Militar venceu a correnteza para salvar duas crianças

, O Estadao de S.Paulo

04 de dezembro de 2008 | 00h00

Alex Citadin estava numa festa, no Distrito do Garcia, em Blumenau, na noite do dia 22 de novembro. O celular do médico e segundo-tenente de 26 anos começou a tocar pouco depois das 23h30. A ligação era de Curitiba (PR). Os comandantes do Exército em Blumenau estavam no Estado vizinho quando foram acionados pela Defesa Civil por causa das fortes chuvas. Alex recebeu a missão: "Você tem condições de pedir que o batalhão fique de prontidão?" Sim, tinha.O jovem foi para casa trocar de roupa. O terno e a gravata precisam dar lugar à farda. De carro, testemunhou os primeiros sinais da tragédia. "Vi postes caídos e fios de alta tensão chicoteando o chão. A água chegou à porta do carro."Em 10 minutos, estava de volta à portaria.

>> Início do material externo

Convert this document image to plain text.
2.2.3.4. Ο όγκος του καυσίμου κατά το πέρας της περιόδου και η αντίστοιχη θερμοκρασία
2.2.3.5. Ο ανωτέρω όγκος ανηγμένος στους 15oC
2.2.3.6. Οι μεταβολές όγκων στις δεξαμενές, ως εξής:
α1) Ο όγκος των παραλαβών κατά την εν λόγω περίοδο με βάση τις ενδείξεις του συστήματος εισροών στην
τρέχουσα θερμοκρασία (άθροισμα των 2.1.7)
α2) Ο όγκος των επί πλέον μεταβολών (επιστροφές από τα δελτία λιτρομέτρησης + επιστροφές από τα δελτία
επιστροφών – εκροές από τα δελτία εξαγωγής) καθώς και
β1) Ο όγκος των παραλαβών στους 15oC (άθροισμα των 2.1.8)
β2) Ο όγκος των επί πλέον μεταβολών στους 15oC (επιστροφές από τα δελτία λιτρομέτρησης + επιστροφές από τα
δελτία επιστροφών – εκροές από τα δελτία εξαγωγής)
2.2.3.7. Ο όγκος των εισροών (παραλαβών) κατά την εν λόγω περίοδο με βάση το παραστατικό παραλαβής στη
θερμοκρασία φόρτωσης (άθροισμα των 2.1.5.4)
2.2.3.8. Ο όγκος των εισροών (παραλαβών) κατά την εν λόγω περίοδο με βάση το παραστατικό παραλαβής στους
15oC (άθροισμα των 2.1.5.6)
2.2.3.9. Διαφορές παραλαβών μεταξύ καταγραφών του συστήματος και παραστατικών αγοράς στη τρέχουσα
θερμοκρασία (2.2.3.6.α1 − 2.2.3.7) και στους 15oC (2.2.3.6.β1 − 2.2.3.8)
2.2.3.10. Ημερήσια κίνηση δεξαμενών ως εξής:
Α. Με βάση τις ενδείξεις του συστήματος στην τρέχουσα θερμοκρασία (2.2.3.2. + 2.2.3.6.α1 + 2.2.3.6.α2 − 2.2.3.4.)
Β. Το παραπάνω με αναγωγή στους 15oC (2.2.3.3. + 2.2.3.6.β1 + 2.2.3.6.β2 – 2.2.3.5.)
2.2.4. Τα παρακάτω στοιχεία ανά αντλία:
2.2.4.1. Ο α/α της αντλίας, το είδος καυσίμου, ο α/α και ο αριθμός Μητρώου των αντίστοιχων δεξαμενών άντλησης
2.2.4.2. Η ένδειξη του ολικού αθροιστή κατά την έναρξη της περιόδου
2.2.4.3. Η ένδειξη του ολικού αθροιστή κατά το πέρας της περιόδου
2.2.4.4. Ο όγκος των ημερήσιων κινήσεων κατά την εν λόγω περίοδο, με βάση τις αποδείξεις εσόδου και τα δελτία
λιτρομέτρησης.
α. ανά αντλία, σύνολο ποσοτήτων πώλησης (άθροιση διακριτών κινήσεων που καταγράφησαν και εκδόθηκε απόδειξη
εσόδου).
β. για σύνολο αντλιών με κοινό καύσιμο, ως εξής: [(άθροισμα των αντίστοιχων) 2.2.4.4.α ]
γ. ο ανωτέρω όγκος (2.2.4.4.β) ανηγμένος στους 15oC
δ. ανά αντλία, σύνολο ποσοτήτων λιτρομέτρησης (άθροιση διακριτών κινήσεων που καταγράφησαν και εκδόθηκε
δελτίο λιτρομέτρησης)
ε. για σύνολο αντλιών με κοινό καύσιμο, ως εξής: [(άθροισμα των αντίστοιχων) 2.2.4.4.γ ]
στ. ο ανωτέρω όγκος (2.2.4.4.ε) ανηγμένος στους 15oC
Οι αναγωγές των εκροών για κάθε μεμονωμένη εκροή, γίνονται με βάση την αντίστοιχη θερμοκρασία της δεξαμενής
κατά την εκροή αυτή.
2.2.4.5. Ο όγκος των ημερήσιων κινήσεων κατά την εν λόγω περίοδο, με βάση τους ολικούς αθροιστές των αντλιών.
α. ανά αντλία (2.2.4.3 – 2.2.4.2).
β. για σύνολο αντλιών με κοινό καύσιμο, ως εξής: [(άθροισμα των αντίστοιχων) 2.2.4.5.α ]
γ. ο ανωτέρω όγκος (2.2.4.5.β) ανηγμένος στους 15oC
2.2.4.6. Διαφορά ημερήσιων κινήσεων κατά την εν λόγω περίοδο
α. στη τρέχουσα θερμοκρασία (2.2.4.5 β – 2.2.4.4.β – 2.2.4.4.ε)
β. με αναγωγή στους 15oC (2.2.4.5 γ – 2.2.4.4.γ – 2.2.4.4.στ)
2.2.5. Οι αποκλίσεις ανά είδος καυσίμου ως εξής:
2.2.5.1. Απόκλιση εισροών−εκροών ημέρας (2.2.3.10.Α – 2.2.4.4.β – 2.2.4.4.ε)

Viu a lama tomando conta. Com os vizinhos, conseguiu uma bicicleta e pedalou mais de 10 km até o Batalhão de Infantaria. Debaixo de chuva forte, caiu três vezes da bicicleta. Passada a ordem aos colegas, a nova tarefa era sair para resgatar pessoas. Perto do Clube Centenário, no Garcia, Alex conta que quase se afogou tentando vencer a correnteza. "Como as ruas estavam tomadas pela água, tive de nadar entre dois hospitais."De lá, partiu para uma casa que estava se destruindo às margens do Rio Itajaí-Açu. "Primeiro salvei um menino de 8 anos. A mãe não queria largar o outro filho, mas não dava para salvar os dois ao mesmo tempo. Então, ela me passou o bebê, de uns 10 meses", conta. Alex protegeu a criança. "Ao chegar a um ponto de segurança, vi a casa desmoronar. Não tive mais notícias da mãe."